In 2009, the world discovered a new fungal disease, Candida auris. The first case of C. auris in Pakistan was suspected to be in 2008, resulting in a global phenomenon of a highly-infectious and transmissible disease causing antimicrobial resistance. For the past couple of years, IGC has worked with CDC in reducing the burden of Candida auris through different projects in Pakistan. These projects include laboratory personnel training and facilitating workshops and communication for large stakeholders. IGC recognizes the need to expand efforts around mycotic infections, and will continue to support CDC and their initiatives in reducing hospital- based infections.

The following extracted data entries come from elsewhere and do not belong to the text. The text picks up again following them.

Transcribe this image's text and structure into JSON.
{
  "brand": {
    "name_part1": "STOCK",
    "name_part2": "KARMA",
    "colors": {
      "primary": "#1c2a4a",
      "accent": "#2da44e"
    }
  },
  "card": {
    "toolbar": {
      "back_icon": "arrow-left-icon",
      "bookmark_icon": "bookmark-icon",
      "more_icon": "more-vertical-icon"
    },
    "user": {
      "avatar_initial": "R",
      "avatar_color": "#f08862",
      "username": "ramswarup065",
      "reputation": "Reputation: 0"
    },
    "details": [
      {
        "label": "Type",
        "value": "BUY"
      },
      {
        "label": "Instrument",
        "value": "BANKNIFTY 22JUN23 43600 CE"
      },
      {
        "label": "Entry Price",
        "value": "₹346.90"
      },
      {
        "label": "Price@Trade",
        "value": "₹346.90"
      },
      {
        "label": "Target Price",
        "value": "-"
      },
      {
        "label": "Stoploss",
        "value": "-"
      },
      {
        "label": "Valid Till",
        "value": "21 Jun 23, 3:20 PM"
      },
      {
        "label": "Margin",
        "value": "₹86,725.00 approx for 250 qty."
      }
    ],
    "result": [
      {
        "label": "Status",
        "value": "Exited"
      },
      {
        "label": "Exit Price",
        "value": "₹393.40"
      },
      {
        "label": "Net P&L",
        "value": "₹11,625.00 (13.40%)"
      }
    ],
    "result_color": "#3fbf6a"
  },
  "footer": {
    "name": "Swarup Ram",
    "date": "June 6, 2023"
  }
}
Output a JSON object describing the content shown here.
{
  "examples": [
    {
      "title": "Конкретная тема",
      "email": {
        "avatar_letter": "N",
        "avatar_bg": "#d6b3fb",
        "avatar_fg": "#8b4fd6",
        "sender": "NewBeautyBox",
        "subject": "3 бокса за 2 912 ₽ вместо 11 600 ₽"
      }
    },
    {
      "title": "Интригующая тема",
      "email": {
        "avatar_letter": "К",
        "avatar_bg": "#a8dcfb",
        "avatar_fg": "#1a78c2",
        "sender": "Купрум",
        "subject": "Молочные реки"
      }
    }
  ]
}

Training and Facilitation Projects In-Country
Centers for Disease
C. auris Laboratory Training Year 2020
IGC developed a laboratory survey tool to determine whether laboratory facilities in Pakistan have the capacity to detect Candida auris, a newly emerging fungal infection that is spreading rapidly worldwide. IGC piloted surveillance in three initial hospital sites in Islamabad. Integral worked with the CDC to develop standard operating procedures (SOPs) for laboratory diagnosis, surveillance, and reporting. This was a new and unique project that has not been done before and helped shed light on laboratory practices and the burden of disease in hospitals. This also assisted with capacity building to better detect the pathogen.
C. auris Collaboration and
Facilitation Year 2021-2022
In 2021, IGC was awarded a cooperative agreement with CDC to provide logistical support to the National Institute of Health (NIH) in Islamabad. Both IGC and the NIH collaborate to support antimicrobial resistance activities throughout the country. These activities align with CDC’s mycotic goals to continue developing laboratory workforce capacity. IGC has provided assistance to NIH through communication and facilitation measures for laboratory assessments and trainings.